The Maryland Port Administration's former deputy director agreed yesterday to pay $36,500 to settle insider stock trading allegations involving the sale of Baltimore Bancorp in 1994.
G. Gregory Russell, the former MPA official, who also was on the bank's board of directors, neither admitted nor denied the allegations, filed by the Securities and Exchange Commission. The settlement came on the day the SEC's civil case was to have gone to trial in U.S. District Court in Baltimore.
The SEC had alleged that Russell tipped off his boss, MPA Executive Director Michael P. Angelos, about the bank's impending sale to First Fidelity Bancorp. Angelos made two stock purchases of the bank totaling 8,600 shares before the sale was announced in January 1994.
Angelos reached a similar settlement with the SEC in March 1996. He agreed to pay the government $61,762, which included $36,650 in alleged illegally obtained profits plus civil penalties.
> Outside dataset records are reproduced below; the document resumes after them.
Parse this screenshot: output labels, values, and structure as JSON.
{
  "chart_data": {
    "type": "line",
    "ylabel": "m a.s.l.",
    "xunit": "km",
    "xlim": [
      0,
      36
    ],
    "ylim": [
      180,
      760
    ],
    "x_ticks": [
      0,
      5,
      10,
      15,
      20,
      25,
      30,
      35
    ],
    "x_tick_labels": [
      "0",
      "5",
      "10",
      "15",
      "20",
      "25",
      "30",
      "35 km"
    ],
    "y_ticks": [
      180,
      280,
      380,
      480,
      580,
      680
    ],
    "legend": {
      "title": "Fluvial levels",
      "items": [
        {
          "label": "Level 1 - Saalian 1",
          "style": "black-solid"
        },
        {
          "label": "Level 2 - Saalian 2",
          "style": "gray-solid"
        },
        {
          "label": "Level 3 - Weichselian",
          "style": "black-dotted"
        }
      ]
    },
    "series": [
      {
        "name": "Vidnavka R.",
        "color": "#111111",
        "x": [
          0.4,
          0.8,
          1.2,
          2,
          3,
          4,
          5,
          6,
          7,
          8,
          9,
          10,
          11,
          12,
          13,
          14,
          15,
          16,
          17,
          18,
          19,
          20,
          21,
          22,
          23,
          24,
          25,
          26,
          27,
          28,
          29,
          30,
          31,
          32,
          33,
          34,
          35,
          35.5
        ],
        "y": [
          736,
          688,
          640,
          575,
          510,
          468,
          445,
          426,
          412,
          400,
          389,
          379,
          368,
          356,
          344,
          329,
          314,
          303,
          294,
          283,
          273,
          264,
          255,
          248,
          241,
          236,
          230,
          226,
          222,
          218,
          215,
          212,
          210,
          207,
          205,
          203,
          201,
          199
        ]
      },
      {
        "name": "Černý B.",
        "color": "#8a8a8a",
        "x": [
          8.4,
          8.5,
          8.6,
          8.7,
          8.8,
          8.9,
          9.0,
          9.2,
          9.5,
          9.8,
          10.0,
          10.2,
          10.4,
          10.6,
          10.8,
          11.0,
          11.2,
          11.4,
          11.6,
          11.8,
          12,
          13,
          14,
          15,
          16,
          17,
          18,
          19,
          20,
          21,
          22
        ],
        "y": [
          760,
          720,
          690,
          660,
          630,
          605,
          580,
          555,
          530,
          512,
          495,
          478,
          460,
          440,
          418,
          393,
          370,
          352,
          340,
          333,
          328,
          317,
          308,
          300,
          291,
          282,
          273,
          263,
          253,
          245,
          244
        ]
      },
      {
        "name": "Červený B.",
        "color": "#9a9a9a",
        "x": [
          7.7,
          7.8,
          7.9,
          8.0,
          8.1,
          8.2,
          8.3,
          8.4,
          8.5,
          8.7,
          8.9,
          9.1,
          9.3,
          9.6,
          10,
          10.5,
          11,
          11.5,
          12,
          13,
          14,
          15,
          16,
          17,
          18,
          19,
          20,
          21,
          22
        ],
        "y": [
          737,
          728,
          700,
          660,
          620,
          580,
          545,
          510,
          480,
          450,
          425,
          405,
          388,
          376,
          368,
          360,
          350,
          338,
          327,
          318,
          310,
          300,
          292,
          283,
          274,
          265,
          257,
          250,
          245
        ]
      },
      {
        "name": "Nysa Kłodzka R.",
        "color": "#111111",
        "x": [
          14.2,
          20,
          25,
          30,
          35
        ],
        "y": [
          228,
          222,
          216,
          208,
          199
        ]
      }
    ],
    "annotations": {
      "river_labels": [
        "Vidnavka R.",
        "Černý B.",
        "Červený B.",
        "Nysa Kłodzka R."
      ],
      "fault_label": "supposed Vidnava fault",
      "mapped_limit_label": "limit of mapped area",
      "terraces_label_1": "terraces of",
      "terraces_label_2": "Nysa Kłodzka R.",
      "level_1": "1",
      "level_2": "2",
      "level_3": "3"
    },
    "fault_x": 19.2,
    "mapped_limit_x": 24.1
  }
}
A year-long civil investigation had focused on Angelos' purchase of Baltimore Bancorp stock while the bank's management was actively seeking bids that resulted in its $346 million acquisition by New Jersey-based First Fidelity.
Both Russell and Angelos resigned their posts at the MPA shortly after the federal investigation came to light in March 1995.
A $50,000 check Russell wrote to cover Angelos' stock purchase was a focal point of the federal investigation. The check prompted speculation that the money might have come not from Russell, an $85,000-a-year state official, but from a third party.
Kevin O'Rourke, the SEC's assistant chief litigation counsel, said yesterday that the money came from Russell's brokerage account. But O'Rourke declined to comment on whether investigators believed the money was Russell's.
He said a permanent injunction was filed in federal court yesterday that officially concluded the SEC's investigation.
The case was one of about 40 insider trading actions filed nationwide during the past year by the federal regulation agency.